The NFL Pro Bowl is an odd popularity contest. It’s part fan favorite, part reputation and part merit based. It’s just like voting for prom royalty in high school. Except instead of a crown and flowers, players receive $25,000.
It isn’t the players’ fault. They are just part of a broken system. All they can do is go out and perform to the best of their ability. Most of the time the voters get a majority of the selections right but there is usually one or two that don’t jive with the performances witnessed on the field.
Take Arizona Cardinals’ and NFC Pro Bowl starting safety Adrian Wilson for example. By all accounts, including his own, the 2010 season hasn’t been his finest season. He may have had his fourth highest total in tackles (84) of his career with a game to go, but a lot of that was based on poor play by the defensive lineman and linebackers in front of him. His biggest impact, two interceptions and a blocked kick, all came in the first game of the season against the St. Louis Rams.

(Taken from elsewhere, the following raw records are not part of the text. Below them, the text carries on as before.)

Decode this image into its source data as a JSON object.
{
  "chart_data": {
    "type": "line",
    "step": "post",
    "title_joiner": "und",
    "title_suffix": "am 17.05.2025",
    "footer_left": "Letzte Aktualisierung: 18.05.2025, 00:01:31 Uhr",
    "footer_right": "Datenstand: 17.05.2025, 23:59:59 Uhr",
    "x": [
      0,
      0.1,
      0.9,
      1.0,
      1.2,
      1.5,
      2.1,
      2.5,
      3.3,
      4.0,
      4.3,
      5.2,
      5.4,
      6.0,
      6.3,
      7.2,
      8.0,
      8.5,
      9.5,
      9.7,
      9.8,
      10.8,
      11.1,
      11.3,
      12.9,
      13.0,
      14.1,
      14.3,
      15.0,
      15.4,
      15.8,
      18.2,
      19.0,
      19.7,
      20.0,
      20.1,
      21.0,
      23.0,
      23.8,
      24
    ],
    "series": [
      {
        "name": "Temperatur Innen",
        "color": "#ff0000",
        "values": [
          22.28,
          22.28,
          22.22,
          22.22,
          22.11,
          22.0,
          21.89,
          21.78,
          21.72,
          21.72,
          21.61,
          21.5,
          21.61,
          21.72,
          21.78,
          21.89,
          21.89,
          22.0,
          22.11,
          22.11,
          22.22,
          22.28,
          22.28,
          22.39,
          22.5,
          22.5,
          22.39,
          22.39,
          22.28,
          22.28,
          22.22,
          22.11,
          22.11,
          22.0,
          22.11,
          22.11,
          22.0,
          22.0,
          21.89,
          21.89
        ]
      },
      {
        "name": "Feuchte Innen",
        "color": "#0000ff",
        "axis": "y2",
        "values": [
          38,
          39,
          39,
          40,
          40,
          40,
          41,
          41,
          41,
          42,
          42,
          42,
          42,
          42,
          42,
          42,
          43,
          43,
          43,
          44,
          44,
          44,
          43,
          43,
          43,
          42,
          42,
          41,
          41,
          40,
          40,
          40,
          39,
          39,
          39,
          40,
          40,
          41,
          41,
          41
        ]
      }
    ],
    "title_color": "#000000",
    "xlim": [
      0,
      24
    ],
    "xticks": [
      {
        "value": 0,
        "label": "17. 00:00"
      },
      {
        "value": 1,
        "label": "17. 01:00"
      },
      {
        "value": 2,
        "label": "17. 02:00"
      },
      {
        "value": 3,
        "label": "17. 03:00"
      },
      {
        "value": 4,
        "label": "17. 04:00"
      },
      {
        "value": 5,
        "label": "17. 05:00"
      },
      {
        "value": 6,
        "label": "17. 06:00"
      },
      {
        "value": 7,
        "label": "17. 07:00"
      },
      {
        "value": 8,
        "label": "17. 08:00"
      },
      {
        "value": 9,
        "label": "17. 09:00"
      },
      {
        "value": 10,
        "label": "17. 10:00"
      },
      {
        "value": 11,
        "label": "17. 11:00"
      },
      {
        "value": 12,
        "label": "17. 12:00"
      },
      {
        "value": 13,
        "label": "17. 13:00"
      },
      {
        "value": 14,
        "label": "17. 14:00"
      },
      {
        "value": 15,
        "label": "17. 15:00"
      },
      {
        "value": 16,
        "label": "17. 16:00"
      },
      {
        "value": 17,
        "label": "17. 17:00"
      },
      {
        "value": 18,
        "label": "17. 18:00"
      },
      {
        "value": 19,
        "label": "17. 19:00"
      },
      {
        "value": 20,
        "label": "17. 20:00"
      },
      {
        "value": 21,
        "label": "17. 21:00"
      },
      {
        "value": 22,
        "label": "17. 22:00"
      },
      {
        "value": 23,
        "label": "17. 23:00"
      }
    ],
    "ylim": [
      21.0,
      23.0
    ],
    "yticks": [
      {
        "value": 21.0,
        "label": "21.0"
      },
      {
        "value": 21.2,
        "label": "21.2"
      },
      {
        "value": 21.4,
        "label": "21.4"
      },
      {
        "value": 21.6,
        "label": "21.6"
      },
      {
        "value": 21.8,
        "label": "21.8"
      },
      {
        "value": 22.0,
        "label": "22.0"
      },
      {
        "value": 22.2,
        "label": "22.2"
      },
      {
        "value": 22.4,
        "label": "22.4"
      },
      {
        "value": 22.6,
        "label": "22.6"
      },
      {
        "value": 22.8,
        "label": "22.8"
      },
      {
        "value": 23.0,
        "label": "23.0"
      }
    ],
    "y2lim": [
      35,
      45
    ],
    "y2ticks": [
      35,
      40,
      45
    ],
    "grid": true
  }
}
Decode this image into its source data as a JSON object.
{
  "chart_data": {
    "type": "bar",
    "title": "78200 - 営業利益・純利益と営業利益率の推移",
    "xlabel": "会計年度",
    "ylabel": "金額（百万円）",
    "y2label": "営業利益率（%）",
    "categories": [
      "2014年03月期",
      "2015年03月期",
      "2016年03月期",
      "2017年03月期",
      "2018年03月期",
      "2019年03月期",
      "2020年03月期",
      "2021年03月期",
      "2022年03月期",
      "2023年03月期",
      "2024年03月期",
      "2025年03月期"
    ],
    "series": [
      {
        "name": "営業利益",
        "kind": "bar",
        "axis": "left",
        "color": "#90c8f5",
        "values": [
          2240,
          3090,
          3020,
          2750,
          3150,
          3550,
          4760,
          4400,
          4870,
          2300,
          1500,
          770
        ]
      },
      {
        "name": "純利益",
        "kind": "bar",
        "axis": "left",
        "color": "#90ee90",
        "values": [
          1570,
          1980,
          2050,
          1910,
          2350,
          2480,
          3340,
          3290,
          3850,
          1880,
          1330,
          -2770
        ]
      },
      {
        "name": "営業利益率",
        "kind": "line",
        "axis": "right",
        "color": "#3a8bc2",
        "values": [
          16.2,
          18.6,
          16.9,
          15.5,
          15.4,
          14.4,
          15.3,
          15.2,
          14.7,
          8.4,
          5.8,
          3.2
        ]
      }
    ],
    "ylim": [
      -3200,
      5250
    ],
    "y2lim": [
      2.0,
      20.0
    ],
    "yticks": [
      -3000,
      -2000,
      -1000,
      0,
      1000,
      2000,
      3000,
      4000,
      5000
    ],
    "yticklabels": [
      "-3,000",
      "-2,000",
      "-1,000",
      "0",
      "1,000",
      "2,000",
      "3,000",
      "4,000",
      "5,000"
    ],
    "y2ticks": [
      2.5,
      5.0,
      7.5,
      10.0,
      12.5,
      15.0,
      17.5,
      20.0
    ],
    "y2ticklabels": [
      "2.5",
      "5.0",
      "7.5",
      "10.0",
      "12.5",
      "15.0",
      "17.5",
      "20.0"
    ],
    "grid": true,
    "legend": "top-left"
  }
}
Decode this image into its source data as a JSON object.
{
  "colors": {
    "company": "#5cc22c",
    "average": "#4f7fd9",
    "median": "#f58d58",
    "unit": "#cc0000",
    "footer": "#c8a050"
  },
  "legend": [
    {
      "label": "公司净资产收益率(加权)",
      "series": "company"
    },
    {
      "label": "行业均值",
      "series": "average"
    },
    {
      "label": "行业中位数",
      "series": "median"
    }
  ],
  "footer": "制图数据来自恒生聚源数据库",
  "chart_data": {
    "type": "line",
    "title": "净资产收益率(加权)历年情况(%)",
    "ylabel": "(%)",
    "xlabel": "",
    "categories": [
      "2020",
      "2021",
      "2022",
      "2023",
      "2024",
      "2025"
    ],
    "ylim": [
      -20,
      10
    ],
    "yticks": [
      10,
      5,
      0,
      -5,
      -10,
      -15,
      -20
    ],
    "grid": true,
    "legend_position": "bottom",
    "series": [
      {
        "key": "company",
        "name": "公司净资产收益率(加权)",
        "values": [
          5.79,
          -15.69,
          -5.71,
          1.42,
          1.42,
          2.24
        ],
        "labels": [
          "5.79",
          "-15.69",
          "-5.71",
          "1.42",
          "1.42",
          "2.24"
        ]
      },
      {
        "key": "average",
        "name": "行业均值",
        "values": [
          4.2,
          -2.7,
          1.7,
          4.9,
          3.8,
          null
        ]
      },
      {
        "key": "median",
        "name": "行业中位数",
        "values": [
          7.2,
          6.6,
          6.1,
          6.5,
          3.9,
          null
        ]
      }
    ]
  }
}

Not exactly what you’d expect from one of the two best safeties in the NFC.
Wilson was so disgusted by his performance after a Week 10 loss to the Seattle Seahawks that he gave quite a pointed commentary about his play up to that point of the season.
“I’m playing like s—,” he explained. “Can’t sugar coat it.”
He was just as brutally honest about his selection to the Pro Bowl while talking to team’s official website Tuesday evening.
“To be honest, I am very shocked,” Wilson said. “Someone told me, ‘You always go in a year later than you’re supposed to go, and you always get that one last one when you don’t really deserve it. I hope this isn’t my last one and I understand that this hasn’t been one of my greatest years.”
It may not have been Wilson’s greatest year but you don’t have to look too far to find a suitable Pro Bowl replacement.
Wilson’s secondary mate Kerry Rhodes had a career defining year. He’ll set a career high in tackles for a season with five on Sunday against the San Francisco 49ers. Along with his impressive tackle totals, the safety added four interceptions, two of which he took back for touchdowns. His impact was felt defensively all season.
If any Cardinal, outside of special teamer Jay Feely, deserved a Pro Bowl bid, it was Rhodes. Even Wilson agreed.
“Kerry deserved it way more than I do,” Wilson told the team’s official website.
Despite not being the most likely candidate for the Pro Bowl from the Cardinals, fans should still celebrate the career of Wilson. He’s been an integral part of the franchise for years and probably got snubbed for the Pro Bowl more than a few times early in his career.
The game should be a reminder of the impact he’s had on the franchise and he should enjoy it. It’s not his fault the system is broken. It’s not his fault Rhodes isn’t there. It’s just a reminder that the Pro Bowl voting is flawed and that’s someone else’s problem.
In the end it’s all just a popularity contest anyways and there’s nothing wrong with being liked.